Di masa dunia sudah tidak normal, wabah dapat menerpa siapa saja dan penyakit bisa menyerang di mana saja. Saat-saat seperti ini, jihad sosial harus diletakkan di atas hubungan sosial. Hubungan sosial masih dapat dilakukan melalui jarak, misalnya dengan memanfaatkan kecanggihan ilmu pengetahuan dan teknologi (IT). Dalam menerapkan hubungan sosial yang berjarak inilah diperlukan jihad sosial.
Dulu, hubungan sosial senantiasa diterjemahkan sebagai kontak secara langsung. Bertemu muka dan berkomunikasi secara langsung akan meningkatkan hubungan sosial antara individu manusia. Namun, di era yang abnormal ini, hubungan sosial dapat ditingkatkan dan dieratkan dengan adanya jihad sosial, termasuk berjihad untuk tidak bertemu muka, tetapi tetap saling menjaga komunikasi.
Jihad sosial
Pertanyaan mendasar terhadap hal ini adalah bagaimana melakukan atau mengaplikasi jihad sosial agar tetap dapat meningkatkan hubungan sosial? Pertanyaan ini menjadi landasan perilaku sosial setiap orang dalam menyikapi wabah Covid-19 dan wabah-wabah sejenisnya.
Jihad sosial dapat diklasifikasi menjadi dua jenis: jihad jasmani dan jihad rohani. Jihad jasmani merupakan jihad yang melekat pada anggota tubuh (jasmani).

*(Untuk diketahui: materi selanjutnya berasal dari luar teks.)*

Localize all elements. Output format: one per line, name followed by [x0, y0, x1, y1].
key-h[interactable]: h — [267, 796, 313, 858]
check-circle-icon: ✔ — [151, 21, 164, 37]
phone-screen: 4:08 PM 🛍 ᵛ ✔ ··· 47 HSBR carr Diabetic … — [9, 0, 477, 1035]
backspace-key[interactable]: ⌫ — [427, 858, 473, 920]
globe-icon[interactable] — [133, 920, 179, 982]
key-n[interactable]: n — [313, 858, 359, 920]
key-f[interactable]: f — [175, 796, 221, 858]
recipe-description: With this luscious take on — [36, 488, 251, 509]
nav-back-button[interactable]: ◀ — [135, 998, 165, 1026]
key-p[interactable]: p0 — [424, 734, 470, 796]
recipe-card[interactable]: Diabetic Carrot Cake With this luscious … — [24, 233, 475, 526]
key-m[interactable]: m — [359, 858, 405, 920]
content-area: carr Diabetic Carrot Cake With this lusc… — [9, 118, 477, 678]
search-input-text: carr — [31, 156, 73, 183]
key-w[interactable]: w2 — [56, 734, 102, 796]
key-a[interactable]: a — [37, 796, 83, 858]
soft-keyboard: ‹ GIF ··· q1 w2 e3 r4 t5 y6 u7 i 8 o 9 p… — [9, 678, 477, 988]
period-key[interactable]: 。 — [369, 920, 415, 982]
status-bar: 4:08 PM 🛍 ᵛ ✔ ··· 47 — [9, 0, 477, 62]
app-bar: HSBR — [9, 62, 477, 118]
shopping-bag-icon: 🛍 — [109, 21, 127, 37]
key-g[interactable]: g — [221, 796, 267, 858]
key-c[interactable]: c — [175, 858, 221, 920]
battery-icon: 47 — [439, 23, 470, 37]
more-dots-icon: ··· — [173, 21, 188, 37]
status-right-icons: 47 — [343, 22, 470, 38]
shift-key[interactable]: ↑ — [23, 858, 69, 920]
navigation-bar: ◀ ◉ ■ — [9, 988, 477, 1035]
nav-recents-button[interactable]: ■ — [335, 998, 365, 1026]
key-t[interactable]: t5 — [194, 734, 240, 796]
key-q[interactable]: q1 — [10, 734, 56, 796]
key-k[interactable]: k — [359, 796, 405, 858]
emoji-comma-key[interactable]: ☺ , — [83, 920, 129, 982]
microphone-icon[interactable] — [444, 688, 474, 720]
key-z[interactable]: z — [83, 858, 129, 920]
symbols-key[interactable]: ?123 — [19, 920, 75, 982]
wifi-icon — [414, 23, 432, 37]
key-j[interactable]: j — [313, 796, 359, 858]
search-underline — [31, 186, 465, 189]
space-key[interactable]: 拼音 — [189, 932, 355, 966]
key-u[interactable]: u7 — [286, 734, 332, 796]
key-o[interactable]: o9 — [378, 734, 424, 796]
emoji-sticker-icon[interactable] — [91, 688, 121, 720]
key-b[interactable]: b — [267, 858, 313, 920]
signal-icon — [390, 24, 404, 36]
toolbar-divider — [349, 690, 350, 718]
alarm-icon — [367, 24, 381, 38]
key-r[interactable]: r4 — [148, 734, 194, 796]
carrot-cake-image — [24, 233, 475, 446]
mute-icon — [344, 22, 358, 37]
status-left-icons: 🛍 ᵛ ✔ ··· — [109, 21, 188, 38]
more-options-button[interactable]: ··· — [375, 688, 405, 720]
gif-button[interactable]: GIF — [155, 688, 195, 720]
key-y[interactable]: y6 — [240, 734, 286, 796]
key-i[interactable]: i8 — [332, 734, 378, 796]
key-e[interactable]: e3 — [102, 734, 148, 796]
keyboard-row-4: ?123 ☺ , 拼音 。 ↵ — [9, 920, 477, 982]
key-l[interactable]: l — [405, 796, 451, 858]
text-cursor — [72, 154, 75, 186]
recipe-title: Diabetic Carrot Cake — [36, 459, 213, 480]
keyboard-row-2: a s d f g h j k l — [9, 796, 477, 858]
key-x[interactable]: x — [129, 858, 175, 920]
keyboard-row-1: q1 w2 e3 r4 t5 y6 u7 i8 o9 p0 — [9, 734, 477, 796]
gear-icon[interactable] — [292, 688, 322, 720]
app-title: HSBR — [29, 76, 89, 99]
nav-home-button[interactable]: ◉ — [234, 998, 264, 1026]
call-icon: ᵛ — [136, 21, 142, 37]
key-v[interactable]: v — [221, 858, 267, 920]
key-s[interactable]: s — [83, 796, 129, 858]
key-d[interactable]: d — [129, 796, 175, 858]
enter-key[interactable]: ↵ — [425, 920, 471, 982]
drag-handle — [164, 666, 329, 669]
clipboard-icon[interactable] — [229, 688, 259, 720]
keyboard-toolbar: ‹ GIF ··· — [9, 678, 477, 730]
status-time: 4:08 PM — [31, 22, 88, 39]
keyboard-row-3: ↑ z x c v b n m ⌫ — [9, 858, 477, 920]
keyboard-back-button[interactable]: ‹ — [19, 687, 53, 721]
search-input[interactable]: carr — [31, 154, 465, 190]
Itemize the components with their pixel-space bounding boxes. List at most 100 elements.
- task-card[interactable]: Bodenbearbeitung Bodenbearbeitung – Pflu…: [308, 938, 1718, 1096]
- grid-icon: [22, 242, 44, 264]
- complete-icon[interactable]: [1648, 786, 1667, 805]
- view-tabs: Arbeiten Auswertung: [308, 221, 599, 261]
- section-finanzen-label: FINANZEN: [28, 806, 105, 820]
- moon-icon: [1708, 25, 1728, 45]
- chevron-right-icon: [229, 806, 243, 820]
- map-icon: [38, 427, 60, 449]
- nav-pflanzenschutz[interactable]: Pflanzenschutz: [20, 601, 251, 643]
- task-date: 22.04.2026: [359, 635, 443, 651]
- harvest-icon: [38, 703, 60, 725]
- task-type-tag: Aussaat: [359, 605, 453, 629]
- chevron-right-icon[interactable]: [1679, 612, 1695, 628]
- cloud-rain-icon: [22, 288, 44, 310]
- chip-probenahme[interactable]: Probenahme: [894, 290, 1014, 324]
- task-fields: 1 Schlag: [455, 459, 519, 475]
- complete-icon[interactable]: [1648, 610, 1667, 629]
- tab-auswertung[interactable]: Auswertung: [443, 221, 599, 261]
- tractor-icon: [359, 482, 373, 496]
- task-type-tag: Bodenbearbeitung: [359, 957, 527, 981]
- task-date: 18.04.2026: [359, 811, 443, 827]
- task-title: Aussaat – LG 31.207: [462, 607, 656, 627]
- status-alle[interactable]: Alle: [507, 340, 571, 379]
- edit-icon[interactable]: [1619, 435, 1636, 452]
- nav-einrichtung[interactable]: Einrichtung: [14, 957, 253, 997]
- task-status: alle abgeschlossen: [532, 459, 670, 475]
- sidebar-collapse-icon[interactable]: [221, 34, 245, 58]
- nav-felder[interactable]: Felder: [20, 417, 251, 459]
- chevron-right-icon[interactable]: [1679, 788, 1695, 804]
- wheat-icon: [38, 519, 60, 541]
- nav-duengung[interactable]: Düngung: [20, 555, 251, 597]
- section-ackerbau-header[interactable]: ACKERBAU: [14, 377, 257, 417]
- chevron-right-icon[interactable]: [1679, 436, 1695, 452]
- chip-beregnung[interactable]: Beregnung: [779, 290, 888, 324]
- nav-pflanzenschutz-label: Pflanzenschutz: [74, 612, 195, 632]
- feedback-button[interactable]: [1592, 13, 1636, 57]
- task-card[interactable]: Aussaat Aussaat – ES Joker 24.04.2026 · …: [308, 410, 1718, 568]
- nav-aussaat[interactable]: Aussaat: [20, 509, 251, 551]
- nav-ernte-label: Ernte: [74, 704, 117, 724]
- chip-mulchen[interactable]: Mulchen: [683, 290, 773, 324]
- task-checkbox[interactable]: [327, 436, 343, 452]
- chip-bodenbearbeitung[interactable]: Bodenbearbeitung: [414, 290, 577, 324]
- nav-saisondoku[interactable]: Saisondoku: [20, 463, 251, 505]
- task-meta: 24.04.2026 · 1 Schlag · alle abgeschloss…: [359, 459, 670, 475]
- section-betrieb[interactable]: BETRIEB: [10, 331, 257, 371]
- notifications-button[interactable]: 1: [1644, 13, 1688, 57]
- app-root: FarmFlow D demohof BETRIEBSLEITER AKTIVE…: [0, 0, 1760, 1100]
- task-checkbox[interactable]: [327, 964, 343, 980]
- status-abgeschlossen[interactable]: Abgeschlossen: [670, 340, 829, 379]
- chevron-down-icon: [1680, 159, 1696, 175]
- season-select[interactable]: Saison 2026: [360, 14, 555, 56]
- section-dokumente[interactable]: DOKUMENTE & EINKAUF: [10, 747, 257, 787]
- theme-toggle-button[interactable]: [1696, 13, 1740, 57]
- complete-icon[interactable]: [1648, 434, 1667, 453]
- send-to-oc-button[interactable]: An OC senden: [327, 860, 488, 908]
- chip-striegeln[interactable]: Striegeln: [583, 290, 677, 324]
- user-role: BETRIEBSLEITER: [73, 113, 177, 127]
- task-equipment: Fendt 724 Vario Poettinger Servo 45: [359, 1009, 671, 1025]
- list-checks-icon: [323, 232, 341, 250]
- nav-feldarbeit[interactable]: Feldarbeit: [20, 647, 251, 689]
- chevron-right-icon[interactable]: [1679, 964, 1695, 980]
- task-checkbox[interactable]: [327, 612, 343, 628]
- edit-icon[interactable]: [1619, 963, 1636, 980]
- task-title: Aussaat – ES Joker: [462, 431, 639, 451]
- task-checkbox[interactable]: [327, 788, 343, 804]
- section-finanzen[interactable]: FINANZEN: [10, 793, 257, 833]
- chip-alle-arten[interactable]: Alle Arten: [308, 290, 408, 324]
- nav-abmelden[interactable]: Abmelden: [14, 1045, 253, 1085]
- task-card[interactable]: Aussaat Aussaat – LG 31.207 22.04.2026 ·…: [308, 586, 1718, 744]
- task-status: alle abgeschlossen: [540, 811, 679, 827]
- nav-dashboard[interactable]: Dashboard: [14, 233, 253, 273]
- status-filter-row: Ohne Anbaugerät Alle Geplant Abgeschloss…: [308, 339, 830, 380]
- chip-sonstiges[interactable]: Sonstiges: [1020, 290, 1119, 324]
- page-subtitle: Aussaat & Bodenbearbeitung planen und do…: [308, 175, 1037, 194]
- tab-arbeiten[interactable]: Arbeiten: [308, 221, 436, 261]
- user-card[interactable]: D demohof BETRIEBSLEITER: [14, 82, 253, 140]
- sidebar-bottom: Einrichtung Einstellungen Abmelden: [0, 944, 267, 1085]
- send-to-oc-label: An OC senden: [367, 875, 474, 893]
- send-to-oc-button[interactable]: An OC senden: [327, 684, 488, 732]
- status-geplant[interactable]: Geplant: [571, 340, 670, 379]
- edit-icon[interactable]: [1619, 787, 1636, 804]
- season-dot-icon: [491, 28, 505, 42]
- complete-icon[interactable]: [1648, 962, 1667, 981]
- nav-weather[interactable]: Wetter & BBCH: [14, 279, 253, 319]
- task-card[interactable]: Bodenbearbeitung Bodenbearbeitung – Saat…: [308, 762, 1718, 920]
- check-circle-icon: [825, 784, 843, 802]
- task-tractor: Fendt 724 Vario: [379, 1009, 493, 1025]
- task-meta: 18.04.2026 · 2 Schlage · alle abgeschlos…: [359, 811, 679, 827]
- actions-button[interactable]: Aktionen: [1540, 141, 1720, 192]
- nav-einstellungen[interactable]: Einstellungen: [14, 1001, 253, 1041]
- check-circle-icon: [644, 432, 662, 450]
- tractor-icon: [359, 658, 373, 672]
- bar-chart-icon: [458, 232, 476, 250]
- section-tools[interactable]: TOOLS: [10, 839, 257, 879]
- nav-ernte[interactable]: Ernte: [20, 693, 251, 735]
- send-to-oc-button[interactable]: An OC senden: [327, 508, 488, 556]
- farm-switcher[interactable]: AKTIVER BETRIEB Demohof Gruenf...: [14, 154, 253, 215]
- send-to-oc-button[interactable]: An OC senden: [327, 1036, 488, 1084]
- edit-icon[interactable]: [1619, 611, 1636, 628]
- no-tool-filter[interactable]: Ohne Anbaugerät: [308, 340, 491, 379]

Jihad rohani adalah jihad yang melekat dalam hati dan terejawantah melalui sikap dan pikiran.
Dalam jihad jasmani diperlukan upaya menjaga seluruh anggota tubuh dari kemungkinan terinfeksi atau terpapar virus. Cara mudah adalah dengan menjaga kebersihan anggota tubuh. Sebagaimana singkatan wabah ini, yakni Covid, mesti dilawan dengan jihad yang disingkat pula dengan COVID.
COVID sebagai jihad sosial dapat diartikan cuci tangan, olahraga, vitamin, ibadah, dan doa. Dari sini terlihat bahwa cuci tangan, olahraga, dan vitamin merupakan wujud dari jihad sosial dalam bentuk jihad jasmani. Setiap orang mesti menjaga kebersihan tangannya, kebugaran jasmaninya, dan memastikan daya tahan tubuhnya dengan mengonsumsi vitamin. Adapun ibadah dan doa merupakan jihad sosial dalam bentuk jihad rohani.
Ungkapan cuci tangan menunjukkan bahwa setiap wabah, segala virus, harus dilawan dengan mencuci tangan. Artinya, senantiasa menjaga kebersihan anggota tubuh. Oleh karena itu, dalam Islam ada hadis yang menyebutkan bahwa kebersihan merupakan sebagian dari iman. Artinya, irisan dari keimanan seseorang itu ada pada kemampuan dirinya menjaga kebersihan. Tidak mungkin ibadah diterima oleh Allah manakala tatacara bersuci tidak sempurna. Di sinilah peran air wuduk sebagai media penyucian jasmani menuju ibadah yang merupakan penyucian rohani.